Thanks guys! I was thinking about getting one of those folding tables at Costco and an arm to attach to that. Gentry is very big so I don't think I would have to bend over at all... 

I'm just not entirely sure yet and don't want to get something that won't work and then spend more money trying to make it work


----------



## bigpoodleperson (Jul 14, 2009)

I use a regular old wooden table we have (or card table will work). Top of washing maching with nonskid rug. Bathroom sink (i could do this when Riley was a baby). Riley has always been so wonderful about grooming, and has Never tried to jump down so we dont use a grooming arm.


----------



## AgilityIG (Feb 8, 2009)

Ladybug said:


> Thanks guys! I was thinking about getting one of those folding tables at Costco and an arm to attach to that. Gentry is very big so I don't think I would have to bend over at all...
> 
> I'm just not entirely sure yet and don't want to get something that won't work and then spend more money trying to make it work


I would be cautious about getting a folding table - make sure it is VERY solid/steady. You don't want it moving under him and having him be frightened on the table. If you are not sure about size, how about going to PetCo or PetSmart and putting him up on one of their tables (I think they both have self serve grooming areas?) to check size - take a tape measure with you.


----------



## FUZBUTZ (Aug 23, 2008)

We have a grooming table that my husband made, using the hydraulics of a used barber chair which works just great, but is kind of heavy so we usually use it in our garage, which is attached to our house. We, my husband and I often groom different dogs at the same time. Our 2nd grooming table that we use is one of those folding tables, I believe the type that you are talking about, the ones that a lot of people use to display items at yard sales and etc. which is about 5 ft. long and about 3 ft. wide and when folded up is approx. 3 ft. x 3 ft. This folding table works out great for us, and is sturdy enough to hold our standard poodles just fine and is plenty light enough to be toted around to any room in the house that we decide to groom in, especially nice at this time when the weather is to cool to be doing much outside, even in the garage. When the weather is nice though we use both tables, so that we can groom at the same time in the garage.


----------



## neVar (Dec 25, 2009)

i picked up aused one that is home made- same thing i see at a lot of the grooming places around- it's the folding table legs (that are used for those 8' long commercial tables- heavy duty) a wood top and covered with industrial carpet (yes it works but it is a wee bit of a pain- i'd rather it be rubber on the top) 

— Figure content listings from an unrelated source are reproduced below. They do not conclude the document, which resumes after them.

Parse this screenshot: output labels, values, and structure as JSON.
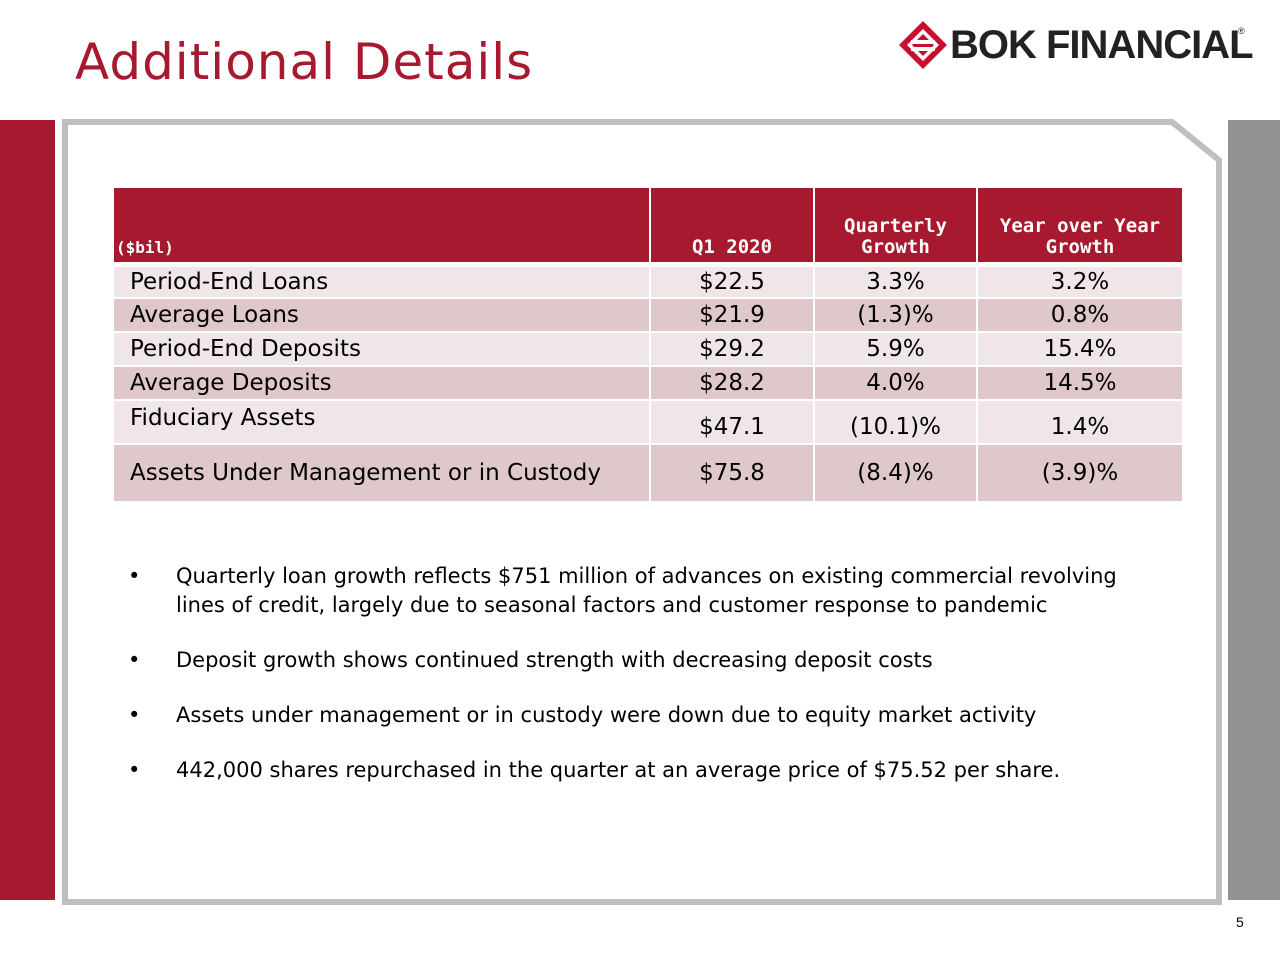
{
  "slide": {
    "title": "Additional Details",
    "page_number": "5",
    "accent_color": "#a6192e",
    "gray_color": "#939393"
  },
  "logo": {
    "text": "BOK FINANCIAL",
    "registered_mark": "®",
    "icon": "bok-diamond-logo-icon"
  },
  "table": {
    "headers": [
      {
        "line1": "",
        "line2": "($bil)"
      },
      {
        "line1": "",
        "line2": "Q1 2020"
      },
      {
        "line1": "Quarterly",
        "line2": "Growth"
      },
      {
        "line1": "Year over Year",
        "line2": "Growth"
      }
    ],
    "rows": [
      {
        "label": "Period-End Loans",
        "q1_2020": "$22.5",
        "quarterly_growth": "3.3%",
        "yoy_growth": "3.2%"
      },
      {
        "label": "Average Loans",
        "q1_2020": "$21.9",
        "quarterly_growth": "(1.3)%",
        "yoy_growth": "0.8%"
      },
      {
        "label": "Period-End Deposits",
        "q1_2020": "$29.2",
        "quarterly_growth": "5.9%",
        "yoy_growth": "15.4%"
      },
      {
        "label": "Average Deposits",
        "q1_2020": "$28.2",
        "quarterly_growth": "4.0%",
        "yoy_growth": "14.5%"
      },
      {
        "label": "Fiduciary Assets",
        "q1_2020": "$47.1",
        "quarterly_growth": "(10.1)%",
        "yoy_growth": "1.4%"
      },
      {
        "label": "Assets Under Management or in Custody",
        "q1_2020": "$75.8",
        "quarterly_growth": "(8.4)%",
        "yoy_growth": "(3.9)%"
      }
    ]
  },
  "bullets": [
    {
      "dot": "•",
      "text": "Quarterly loan growth reflects $751 million of advances on existing commercial revolving lines of credit, largely due to seasonal factors and customer response to pandemic"
    },
    {
      "dot": "•",
      "text": "Deposit growth shows continued strength with decreasing deposit costs"
    },
    {
      "dot": "•",
      "text": "Assets under management or in custody were down due to equity market activity"
    },
    {
      "dot": "•",
      "text": "442,000 shares repurchased in the quarter at an average price of $75.52 per share."
    }
  ]
}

my only problem is the arm is too short- need a taller one (lady groomed toy sized dogs- my shortest that i groom is my aussie at 18.5" )


----------



## Ladybug (Jan 2, 2010)

Thanks guys! I have a wooden desk that measures 30" long. I put Gentry up on there today and I think it will work! I won't have an arm... we'll see how he does. I should get my grooming stuff this week from Pet Edge!! I can't wait! Gentry is just way too hot in the house right now...


----------